Aber das Geldvermögen der Deutschen ist dennoch auf einem Rekordstand, es liegt jetzt bei 6,7 Billionen Euro. Banken drohen schon mit Negativzinsen, die Aktienkurse klettern weiter und die Immobilienpreise steigen. Haben die Deutschen zu viel Geld?
Bernhard Herz: Was wir gerade sehen ist, dass Menschen ihr Vermögen umschichten. Wenn es bei den Banken keine Zinsen mehr gibt und stellenweise Negativzinsen drohen, dann ist diese Anlageform unattraktiv. Und bei Aktien und Immobilienbesitz liegen die Deutschen im internationalen Vergleich zurück, also ist ihr jetziges Handeln vernünftig.
Sparen, Immobilien, Aktien - auf der anderen Seite wird gerade weniger Geld für Konsum ausgegeben. Das schadet doch der Wirtschaft?
Herz: Zunächst einmal ist die Wirtschaft für die Menschen da und nicht die Menschen für die Wirtschaft.
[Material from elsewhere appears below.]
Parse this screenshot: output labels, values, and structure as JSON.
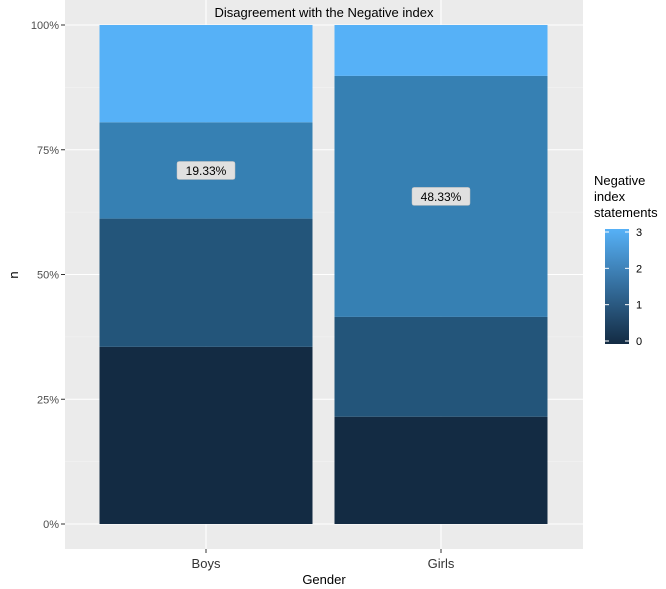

Man kann den Menschen nicht vorschreiben, dass sie mehr kaufen sollen, damit es der Wirtschaft besser geht. Das wäre ein merkwürdiger Rat. Die Menschen tun das, was sie für vernünftig erachten. Im Moment konsumieren sie wenig, weil sie vorsichtig sind. Sie halten ihr Geld zurück als Sicherheitspolster. Zudem haben die Gaststätten geschlossen, Urlaub ist schwierig und Click & Collect ist auch nichts für jedermann.
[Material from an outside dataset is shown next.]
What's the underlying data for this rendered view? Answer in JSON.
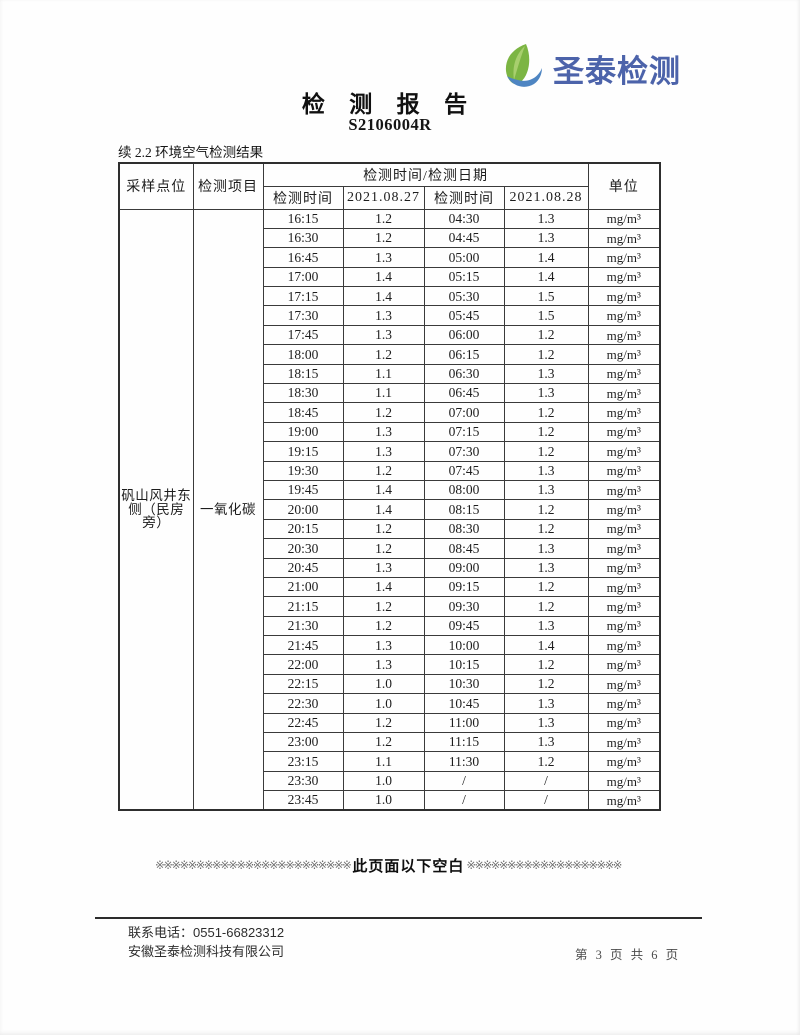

Wie haben sich der Konsum und die Sparquote in der Krise konkret entwickelt?
Lang: Die private Sparquote der Deutschen schwankt seit der Wiedervereinigung zwischen 9 und 13 Prozent, im Jahr 2020 ist sie auf über 16 Prozent gestiegen. Die privaten Konsumausgaben sind 2020 um etwa 100 Milliarden Euro gefallen, das sind minus 5,4 Prozent. Die stärksten Rückgänge gab es bei den Ausgaben für Bekleidung, Verkehr, Freizeit und Gaststätten sowie Hotels.
Konnten alle etwas sparen?
Lang: Wir können davon ausgehen, dass sich bei Haushalten mit geringen Einkommen wenig geändert hat, da hier die Konsumquote unverändert bei nahezu 100 Prozent liegen dürfte. Die höchste Steigerung bei der Sparquote dürften Haushalte mit mittleren Einkommen haben, da die beliebten Urlaubsreisen und Restaurantbesuche abnahmen. Bei hohem Einkommen ist die Sparquote an sich schon viel höher.
Wäre es als Konjunkturstütze dann nicht besser, wenn gerade solche Haushalte, die mehr konsumieren, mehr Geld hätten?
Herz: Das kommt darauf an, warum die Konjunktur gestützt werden muss. In normalen Konjunkturkrisen warten die einzelnen Akteure auf die jeweils anderen. Die Haushalte konsumieren nicht, weil sie denken, ihr Arbeitsplatz ist in Gefahr. Und die Unternehmen stellen nicht ein, weil die konjunkturelle Lage unsicher ist. In solchen Situationen helfen Einkommensteuer-Senkungen oder Direktzahlungen, um die Konjunktur zu stärken. Aber so eine Situation haben wir gerade nicht. Teile der Ökonomie sind aufgrund des Lockdowns gestoppt. Wenn die Arbeitsverbote aufgehoben werden, wird wieder mehr konsumiert und produziert, das haben wir im vergangenen Sommer auch gesehen.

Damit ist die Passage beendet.